Originally Posted by Hilltopper1972
Just acted like a jerk. It wasn't really something my wife did that set me off, it is what she doesn't do. My taker wants his needs met, gets frustrated when they are not met and picks a fight rather than asking my wife to meet them. My big realization today is that I'm a little *** edit ***. I do everything she asks of me. I ask for nothing in return and go figure I get no ENs met. It's a huge ego blow to be a little *** edit *** not to mention probably very unattractive to my wife. I wouldn't respect me if I was her. My instincts are telling me to not do anything she asks, yeah that'll teach her a lesson. You keep telling me to be patient and that my wife will begin to meet my needs if I behave a certain way. I don't have faith that this will happen. It's like I obsess over making her happy but I'm not on her radar. My wife tells me she doesn't know what I want and that my expectations are too high. Too high? Geez touch my leg now and again, comfort me, show me I am important, make me feel loved. Don't look at me like I'm insane for asking to do something nice for me. You made me coffee today and therefore you've met your requirements? And then there is the inevitable "well if you just waited I was gonna do something nice" game. I have a hunch I'll be waiting for the rest if my life at this pace. I need to reset right now, went for a walk to cool off but didn't feel better, had a beer still not feeling any better.
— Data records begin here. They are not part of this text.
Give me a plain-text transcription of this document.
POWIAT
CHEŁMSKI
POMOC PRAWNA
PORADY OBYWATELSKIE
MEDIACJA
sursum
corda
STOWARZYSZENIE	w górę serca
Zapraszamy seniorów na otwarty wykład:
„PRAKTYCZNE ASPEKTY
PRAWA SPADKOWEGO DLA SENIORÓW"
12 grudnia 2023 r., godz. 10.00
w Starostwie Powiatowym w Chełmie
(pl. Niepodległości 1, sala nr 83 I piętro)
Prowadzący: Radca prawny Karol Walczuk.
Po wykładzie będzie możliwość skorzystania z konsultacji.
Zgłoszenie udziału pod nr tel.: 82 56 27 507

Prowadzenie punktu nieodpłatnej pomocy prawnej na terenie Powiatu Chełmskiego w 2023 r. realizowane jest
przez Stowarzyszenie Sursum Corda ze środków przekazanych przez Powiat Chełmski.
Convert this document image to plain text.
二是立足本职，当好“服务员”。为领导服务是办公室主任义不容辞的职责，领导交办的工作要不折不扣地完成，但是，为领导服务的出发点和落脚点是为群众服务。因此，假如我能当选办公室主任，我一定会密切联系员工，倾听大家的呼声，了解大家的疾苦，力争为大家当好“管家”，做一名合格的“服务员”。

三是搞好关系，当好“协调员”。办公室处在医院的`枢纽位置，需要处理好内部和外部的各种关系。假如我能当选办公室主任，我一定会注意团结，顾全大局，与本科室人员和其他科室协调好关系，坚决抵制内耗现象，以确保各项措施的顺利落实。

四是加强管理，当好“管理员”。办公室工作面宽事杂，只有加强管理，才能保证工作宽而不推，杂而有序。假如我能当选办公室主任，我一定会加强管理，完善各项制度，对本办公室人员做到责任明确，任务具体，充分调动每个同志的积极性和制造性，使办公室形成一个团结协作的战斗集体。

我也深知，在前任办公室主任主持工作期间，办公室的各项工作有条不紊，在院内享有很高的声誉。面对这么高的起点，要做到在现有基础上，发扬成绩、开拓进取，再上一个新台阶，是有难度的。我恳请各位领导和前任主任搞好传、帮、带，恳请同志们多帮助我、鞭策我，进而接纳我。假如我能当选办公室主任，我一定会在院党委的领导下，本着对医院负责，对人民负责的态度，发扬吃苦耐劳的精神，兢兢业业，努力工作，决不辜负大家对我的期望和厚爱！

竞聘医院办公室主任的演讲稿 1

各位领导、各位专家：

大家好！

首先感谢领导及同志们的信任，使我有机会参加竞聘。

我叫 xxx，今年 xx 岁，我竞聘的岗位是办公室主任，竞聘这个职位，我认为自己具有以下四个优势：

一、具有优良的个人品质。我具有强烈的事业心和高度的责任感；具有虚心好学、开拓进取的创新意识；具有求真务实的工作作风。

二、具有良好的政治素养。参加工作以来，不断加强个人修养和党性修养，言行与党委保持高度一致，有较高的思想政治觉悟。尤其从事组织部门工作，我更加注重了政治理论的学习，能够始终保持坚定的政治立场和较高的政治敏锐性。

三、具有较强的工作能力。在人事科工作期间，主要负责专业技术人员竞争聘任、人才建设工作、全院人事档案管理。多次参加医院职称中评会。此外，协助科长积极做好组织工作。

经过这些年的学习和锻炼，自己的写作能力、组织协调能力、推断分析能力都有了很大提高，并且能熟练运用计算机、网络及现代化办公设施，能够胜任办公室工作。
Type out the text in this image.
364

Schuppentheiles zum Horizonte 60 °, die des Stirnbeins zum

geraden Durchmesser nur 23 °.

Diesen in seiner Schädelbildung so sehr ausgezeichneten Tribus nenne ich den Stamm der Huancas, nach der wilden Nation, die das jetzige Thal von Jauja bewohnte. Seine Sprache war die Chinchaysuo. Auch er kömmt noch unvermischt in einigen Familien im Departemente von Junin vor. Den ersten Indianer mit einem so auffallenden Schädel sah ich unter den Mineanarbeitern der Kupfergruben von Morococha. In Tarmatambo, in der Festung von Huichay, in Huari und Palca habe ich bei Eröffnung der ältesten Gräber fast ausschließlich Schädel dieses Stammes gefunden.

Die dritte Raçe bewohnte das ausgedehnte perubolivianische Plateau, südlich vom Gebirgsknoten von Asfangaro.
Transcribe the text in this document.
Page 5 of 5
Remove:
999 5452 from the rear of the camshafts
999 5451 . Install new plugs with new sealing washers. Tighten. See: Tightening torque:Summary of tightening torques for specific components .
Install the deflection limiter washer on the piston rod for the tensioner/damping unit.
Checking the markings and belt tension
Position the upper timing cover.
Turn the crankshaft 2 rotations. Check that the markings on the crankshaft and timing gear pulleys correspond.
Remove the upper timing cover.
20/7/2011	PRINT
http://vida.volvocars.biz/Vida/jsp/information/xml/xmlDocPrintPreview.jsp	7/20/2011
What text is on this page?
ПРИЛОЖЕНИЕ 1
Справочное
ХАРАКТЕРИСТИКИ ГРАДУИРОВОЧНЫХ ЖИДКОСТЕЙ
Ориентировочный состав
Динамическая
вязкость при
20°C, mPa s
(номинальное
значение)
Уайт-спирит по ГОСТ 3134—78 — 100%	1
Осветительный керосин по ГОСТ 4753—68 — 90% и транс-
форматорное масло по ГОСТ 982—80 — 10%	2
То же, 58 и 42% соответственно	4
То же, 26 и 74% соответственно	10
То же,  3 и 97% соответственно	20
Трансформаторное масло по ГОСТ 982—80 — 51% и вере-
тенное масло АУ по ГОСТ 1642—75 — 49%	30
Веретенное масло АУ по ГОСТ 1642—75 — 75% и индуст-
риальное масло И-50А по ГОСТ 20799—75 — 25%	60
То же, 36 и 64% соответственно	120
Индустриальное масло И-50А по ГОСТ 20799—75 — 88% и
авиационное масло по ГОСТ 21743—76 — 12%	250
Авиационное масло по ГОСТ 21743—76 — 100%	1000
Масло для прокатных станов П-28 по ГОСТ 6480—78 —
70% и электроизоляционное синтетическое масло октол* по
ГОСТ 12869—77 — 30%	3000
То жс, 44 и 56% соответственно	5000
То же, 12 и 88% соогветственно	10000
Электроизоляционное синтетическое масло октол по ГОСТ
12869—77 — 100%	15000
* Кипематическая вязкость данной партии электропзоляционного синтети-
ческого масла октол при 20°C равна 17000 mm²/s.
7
Okay, I've read the beginning, and I've glanced through the middle, but I want to go back to the beginning.

Basically, you were a jerk. The rest of it is why you think it was okay to be a jerk.

Here's the truth: it's never okay to be a jerk, for any reason. Even if your wife isn't meeting your needs, even if you're not sure things are working, even if she's being a jerk to you ... it's never okay to be a jerk. In fact, it's abusive.

No matter what you plan to do, no matter what you think is or isn't going to happen, you need to do something about the fact that you were a jerk.

Here is what I suggest for a START:

"I'm sorry. I was wrong. Please forgive me. How can I make it up to you."

Put some space in between those sentences; those are bullet points; build around them.

You may not believe that meeting your wife's emotional needs will result in getting your needs met. You may be right, maybe not. But I will tell you one thing for certain: you using tools like disrespect and anger will absolutely ensure that your needs do not get met long time. If you ever get what you want that way, it will be short term, and it will generate so much resentment that you may never get them met again, and you may even cause an aversive reaction to be associated with meeting your needs.

This doesn't get better until you put the weapons down. (SDs, DJs, AOs) It will not get better. No matter what comes next in your plan, step number one needs to be to put those down. Otherwise all you are dealing with is mutually assured destruction.

Last edited by WizAsst; 05/07/11 10:31 AM.